I don’t want being a mother to change the way employers see me, but of course, it does. I’m in my 30s. It’s true that I’ll likely get pregnant again. It’s true I will sometimes want to have dinner with my family. And it’s true that any company that hires me is making a long-term investment—it’s much more difficult to fire people in France than in the United States. This causes employers to think about the future when hiring, including how a woman’s eventual or actual children might affect her job performance. It’s also not illegal in France to ask about a person’s age and marital status in an interview. It is illegal to discriminate based on the answers, but this kind of discrimination can be very hard to prove.

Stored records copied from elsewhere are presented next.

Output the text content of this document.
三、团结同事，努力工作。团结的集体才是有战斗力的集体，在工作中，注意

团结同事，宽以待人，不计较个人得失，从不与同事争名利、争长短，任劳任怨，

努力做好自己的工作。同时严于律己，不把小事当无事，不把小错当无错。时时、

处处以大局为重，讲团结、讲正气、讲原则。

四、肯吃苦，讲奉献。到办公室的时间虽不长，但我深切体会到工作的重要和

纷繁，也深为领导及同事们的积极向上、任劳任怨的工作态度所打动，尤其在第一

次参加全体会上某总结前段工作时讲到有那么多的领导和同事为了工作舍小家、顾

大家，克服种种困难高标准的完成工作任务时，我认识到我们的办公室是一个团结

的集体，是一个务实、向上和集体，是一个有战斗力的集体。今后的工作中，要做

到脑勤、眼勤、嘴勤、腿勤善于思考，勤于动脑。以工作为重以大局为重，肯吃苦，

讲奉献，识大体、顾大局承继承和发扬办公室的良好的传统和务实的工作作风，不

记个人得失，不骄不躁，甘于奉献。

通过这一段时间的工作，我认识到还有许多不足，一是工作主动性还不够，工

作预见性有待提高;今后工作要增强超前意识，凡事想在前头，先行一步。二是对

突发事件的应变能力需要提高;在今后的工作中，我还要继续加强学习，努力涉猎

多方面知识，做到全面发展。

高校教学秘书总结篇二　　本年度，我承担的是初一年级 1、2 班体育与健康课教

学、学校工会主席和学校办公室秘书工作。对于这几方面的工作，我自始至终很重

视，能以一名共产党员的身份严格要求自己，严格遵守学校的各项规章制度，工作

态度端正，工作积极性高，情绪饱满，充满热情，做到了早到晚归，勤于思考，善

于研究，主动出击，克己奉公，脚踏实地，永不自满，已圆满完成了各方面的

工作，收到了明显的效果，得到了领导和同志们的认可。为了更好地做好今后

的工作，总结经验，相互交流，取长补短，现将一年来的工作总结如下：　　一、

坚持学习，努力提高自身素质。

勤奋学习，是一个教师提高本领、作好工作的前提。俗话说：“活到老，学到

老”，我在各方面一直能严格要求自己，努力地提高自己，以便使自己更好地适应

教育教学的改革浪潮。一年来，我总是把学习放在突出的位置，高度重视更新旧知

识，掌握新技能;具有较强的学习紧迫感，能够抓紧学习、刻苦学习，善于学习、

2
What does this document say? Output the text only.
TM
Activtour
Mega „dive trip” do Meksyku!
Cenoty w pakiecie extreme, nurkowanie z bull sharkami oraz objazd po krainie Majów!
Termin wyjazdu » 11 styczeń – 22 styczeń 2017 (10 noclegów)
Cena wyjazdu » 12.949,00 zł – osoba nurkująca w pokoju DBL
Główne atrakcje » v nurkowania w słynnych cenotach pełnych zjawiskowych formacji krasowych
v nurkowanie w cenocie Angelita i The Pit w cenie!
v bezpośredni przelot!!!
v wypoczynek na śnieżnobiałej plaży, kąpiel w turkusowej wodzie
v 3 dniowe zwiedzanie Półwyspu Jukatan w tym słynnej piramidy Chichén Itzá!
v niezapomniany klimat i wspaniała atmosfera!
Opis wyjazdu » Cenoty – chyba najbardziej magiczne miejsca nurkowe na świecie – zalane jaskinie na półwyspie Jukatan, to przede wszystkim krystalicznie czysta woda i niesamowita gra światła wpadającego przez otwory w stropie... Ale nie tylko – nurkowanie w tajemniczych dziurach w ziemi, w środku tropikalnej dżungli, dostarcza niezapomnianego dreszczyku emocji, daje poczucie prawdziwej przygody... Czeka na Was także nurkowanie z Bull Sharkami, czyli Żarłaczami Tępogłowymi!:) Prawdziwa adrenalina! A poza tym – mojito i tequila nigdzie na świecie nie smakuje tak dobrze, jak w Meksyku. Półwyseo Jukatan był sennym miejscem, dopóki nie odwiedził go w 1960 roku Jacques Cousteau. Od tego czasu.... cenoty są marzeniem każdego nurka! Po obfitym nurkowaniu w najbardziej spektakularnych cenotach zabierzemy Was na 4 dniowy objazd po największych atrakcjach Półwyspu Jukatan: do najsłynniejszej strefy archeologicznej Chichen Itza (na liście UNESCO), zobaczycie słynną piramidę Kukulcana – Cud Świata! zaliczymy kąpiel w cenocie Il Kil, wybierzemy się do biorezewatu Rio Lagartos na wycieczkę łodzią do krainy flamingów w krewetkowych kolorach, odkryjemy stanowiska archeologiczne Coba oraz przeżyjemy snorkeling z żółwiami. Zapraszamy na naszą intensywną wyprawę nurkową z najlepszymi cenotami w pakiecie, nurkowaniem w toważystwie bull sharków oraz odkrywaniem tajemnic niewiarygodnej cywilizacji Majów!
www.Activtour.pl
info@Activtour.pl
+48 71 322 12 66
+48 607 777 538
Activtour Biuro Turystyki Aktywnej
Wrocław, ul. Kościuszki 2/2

Of course this is familiar neoconservative territory. But Douthat, to his credit, goes on to note the strains on family life imposed by the less family-friendly neoliberal orientation of the American state and actually quotes a French conservative, Pascal-Emmanuel Gobry, who recognizes the virtues of the "nanny state":
I often like to say that I’d rather have a welfare state that does a few things well than one that does many things poorly. And it seems obvious to me that in a world of declining birthrates, endemic family instability and increasing returns to human capital, supporting families should be one of those few things to do well. The French don’t often get the how right, but they have the what right, and they’ve had it right for well over a century. Americans on the Left would do well to pay attention to the problems with the how, but those on the Right should really pay attention to the what.Of course, if you read Gobry's article, you find that it's actually quite critical of French practices, but the criticism is factual, not ideological, and therefore legitimate. So we have here a genuine tension between good intentions and perverse incentives, honorable government initiatives and practical and financial obstacles to realizing laudable goals. Hence an honest political debate, and one worth having. This is rare enough in American journalistic considerations of France that it warrants notice.
But then, of course, there's also this: advice from Carla Bruni about skin creams and the importance of staying hyrdrated.